There’s also a question of how these images relate to me, personally too. I have become very adept and skillful at recreating aesthetics that inspire me; if I'm inspired by this exploitation film or cultural iconography of the 80s or 90s, it's very easy for me to go about reproducing those as aesthetics for people to imbue themselves in. But, the question of, “how does my personal biography interact with these things?" It is, I think, really fruitful, but also really scary.
It's funny, even my therapist has said things to me like, "You need to do personal work within your art." And, my first thought was, "Oh God, am I going to have to put like beige carpet from my childhood in a set?" I have done everything to run away from that world and yet, I wonder what might happen if I embraced it in my artistic practice.
Right now, I am in collaboration with Xiamara Chupaflor, a friend who's a pro-dominatrix and tarot divination practitioner.
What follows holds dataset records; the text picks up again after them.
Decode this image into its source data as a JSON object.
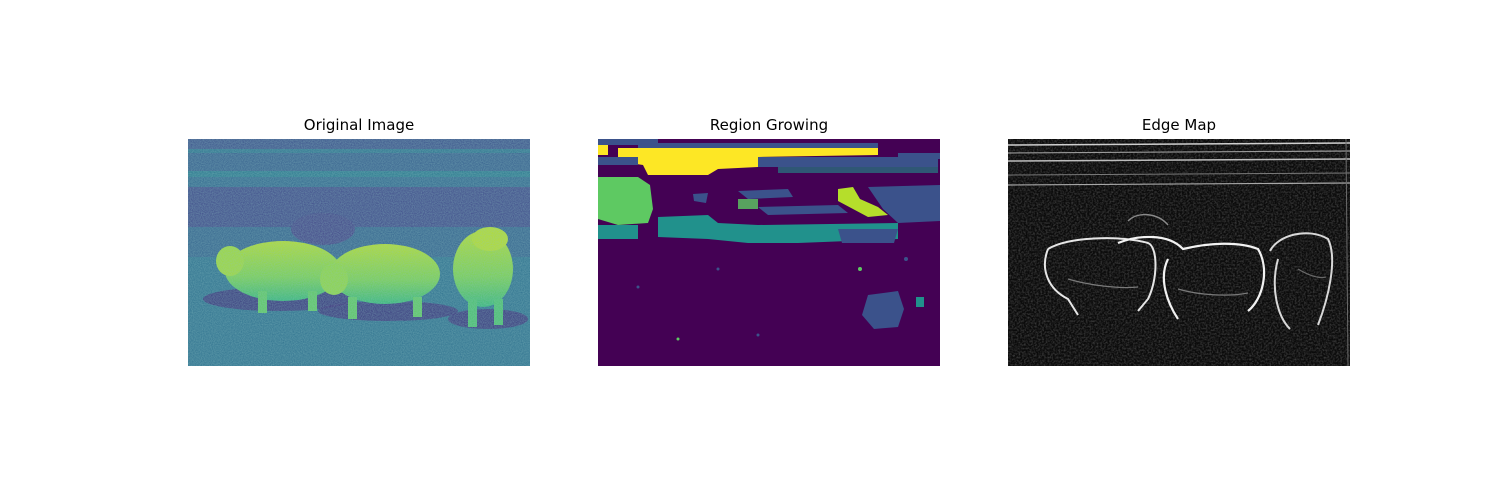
{
  "panels": [
    {
      "title": "Original Image",
      "colormap": "viridis",
      "colors": [
        "#440154",
        "#3b528b",
        "#21918c",
        "#5ec962",
        "#fde725"
      ]
    },
    {
      "title": "Region Growing",
      "colormap": "viridis",
      "colors": [
        "#440154",
        "#3b528b",
        "#21918c",
        "#5ec962",
        "#fde725"
      ]
    },
    {
      "title": "Edge Map",
      "colormap": "gray",
      "colors": [
        "#000000",
        "#ffffff"
      ]
    }
  ]
}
We're working on a series of photographs that center sex workers in New Orleans who have a relationship with votive spirituality. We're basically inviting workers in Southeast Louisiana to pose within creations based on Mexican votive candles that they feel a strong affinity to. Thus far, we've done Abre Camino, which means “road opener,” and Chile Verde, which is a candle for warding off chismosas, gossip—which is pretty funny since we were talkin’ shit the whole time while we were making that work!
Because I want to get away from producing static images, the ultimate goal for this work is to create votive altars—these light-up box icons that people can come, pray to, and leave offerings to the sacred whores who are embodying the spiritual intentions of the votive magic. This all feels very exciting to me! We are in the process of acquiring more funds to continue this work and hope to present it in the Spring of 2022.
Aside from that project, I've also written a couple of short film scripts that I'm trying to get funding to create. I'm open to a lot of collaborations right now, and I’m trying as best I can to work with the intention that I don't need a lot of money, but I do want enough to keep making work that is enjoyable.